Dengan menjawab pertanyaan ini, penafsir modern dapat memahami makna asli teks dalam konteksnya, menghindari anakronisme, dan menangkap pesan teologis yang ingin disampaikan oleh penulis asli.
Ini membantu kita menghargai Alkitab bukan hanya sebagai wahyu ilahi, tetapi juga sebagai dokumen historis yang melibatkan penulis manusia dengan perspektif dan tujuan tertentu dalam melaporkan karya Allah di dunia.
Dari analisis ini, dapat disimpulkan bahwa meskipun Alkitab adalah Kitab Suci yang unik dan diinspirasikan oleh Roh Kudus, proses pembentukannya melibatkan aspek-aspek pengumpulan data, penulisan, penyuntingan, dan penyebaran informasi yang paralel dengan esensi kerja jurnalistik.
Para penulis dan redaktur Alkitab adalah “pewarta” dan “pencatat” kisah iman yang fundamental.

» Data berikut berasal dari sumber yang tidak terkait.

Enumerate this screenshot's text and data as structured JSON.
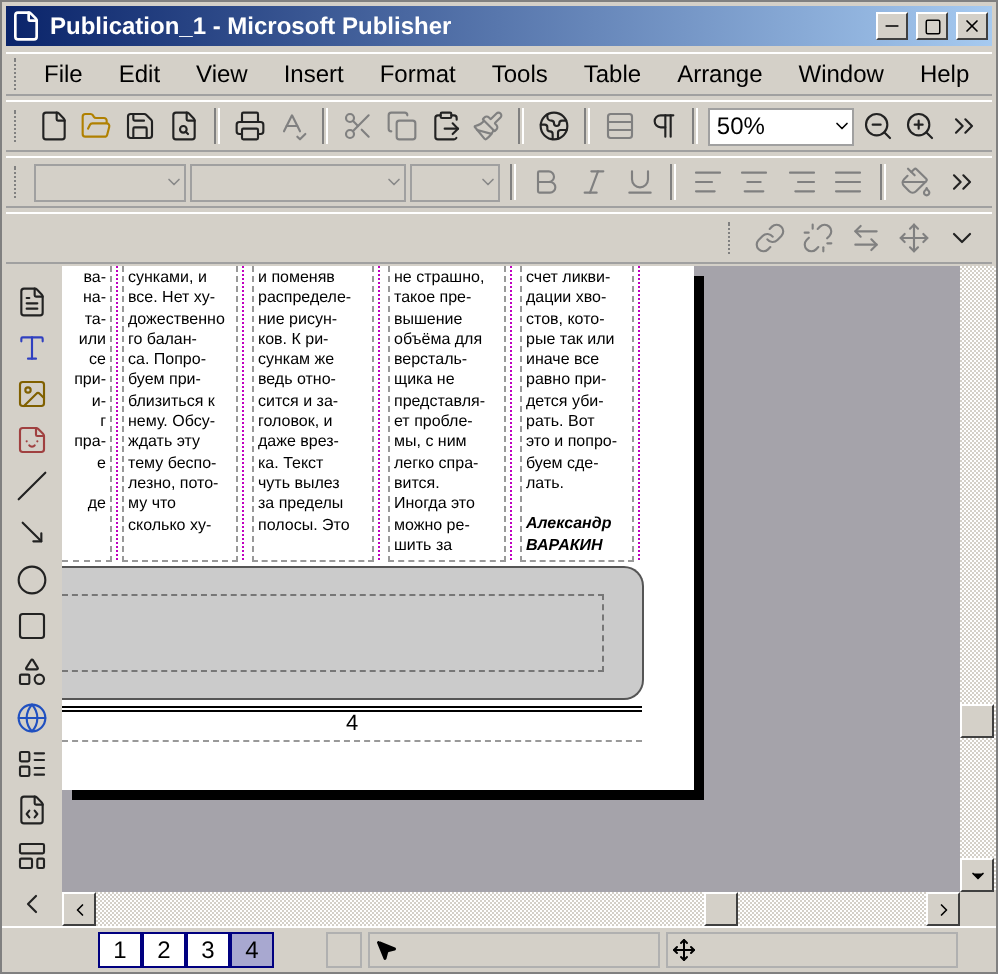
{
  "window": {
    "title": "Publication_1 - Microsoft Publisher"
  },
  "menu": [
    {
      "label": "File"
    },
    {
      "label": "Edit"
    },
    {
      "label": "View"
    },
    {
      "label": "Insert"
    },
    {
      "label": "Format"
    },
    {
      "label": "Tools"
    },
    {
      "label": "Table"
    },
    {
      "label": "Arrange"
    },
    {
      "label": "Window"
    },
    {
      "label": "Help"
    }
  ],
  "standard_toolbar": {
    "zoom": "50%"
  },
  "page": {
    "columns": [
      {
        "paragraphs": [
          [
            "ва-",
            "на-",
            "та-",
            "или",
            "се",
            "при-",
            "и-",
            "г",
            "пра-",
            "е"
          ],
          [
            "де"
          ]
        ]
      },
      {
        "paragraphs": [
          [
            "сунками, и",
            "все. Нет ху-",
            "дожественно",
            "го балан-",
            "са. Попро-",
            "буем при-",
            "близиться к",
            "нему. Обсу-",
            "ждать эту",
            "тему беспо-",
            "лезно, пото-",
            "му что",
            "сколько ху-"
          ]
        ]
      },
      {
        "paragraphs": [
          [
            "и поменяв",
            "распределе-",
            "ние рисун-",
            "ков. К ри-",
            "сункам же",
            "ведь отно-",
            "сится и за-",
            "головок, и",
            "даже врез-",
            "ка. Текст",
            "чуть вылез",
            "за пределы",
            "полосы. Это"
          ]
        ]
      },
      {
        "paragraphs": [
          [
            "не страшно,",
            "такое пре-",
            "вышение",
            "объёма для",
            "версталь-",
            "щика не",
            "представля-",
            "ет пробле-",
            "мы, с ним",
            "легко спра-",
            "вится.",
            "Иногда это",
            "можно ре-",
            "шить за"
          ]
        ]
      },
      {
        "paragraphs": [
          [
            "счет ликви-",
            "дации хво-",
            "стов, кото-",
            "рые так или",
            "иначе все",
            "равно при-",
            "дется уби-",
            "рать. Вот",
            "это и попро-",
            "буем сде-",
            "лать."
          ]
        ],
        "signature": [
          "Александр",
          "ВАРАКИН"
        ]
      }
    ],
    "page_number": "4"
  },
  "page_tabs": [
    {
      "label": "1",
      "selected": false
    },
    {
      "label": "2",
      "selected": false
    },
    {
      "label": "3",
      "selected": false
    },
    {
      "label": "4",
      "selected": true
    }
  ]
}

2. Yesus Kristus: Sang Maestro Komunikasi dan Pemanfaatan “Media” Abad Pertama
Kisah pelayanan Yesus Kristus, terutama dalam Injil Sinoptik, memberikan model komunikasi yang luar biasa efektif. Meskipun tanpa media modern, Yesus memanfaatkan sarana dan metode yang tersedia untuk memastikan pesan Kerajaan Allah menjangkau khalayak luas dan menyentuh hati.
- 2.1. Pewartaan Lisan sebagai Media Utama:
Inti komunikasi Yesus adalah proklamasi langsung. Ia berbicara di berbagai tempat—sinagoge, tepi danau, bukit, rumah—menggunakan suara-Nya sebagai “media” primer. Bentuknya beragam:
- Khotbah: Seperti Khotbah di Bukit (Matius 5-7), menyampaikan ajaran etis dan rohani yang mendalam dengan otoritas.
- Pengajaran Dialogis: Diskusi dan debat dengan pemuka agama dan masyarakat umum untuk menjelaskan kebenaran dan mengoreksi kesalahpahaman.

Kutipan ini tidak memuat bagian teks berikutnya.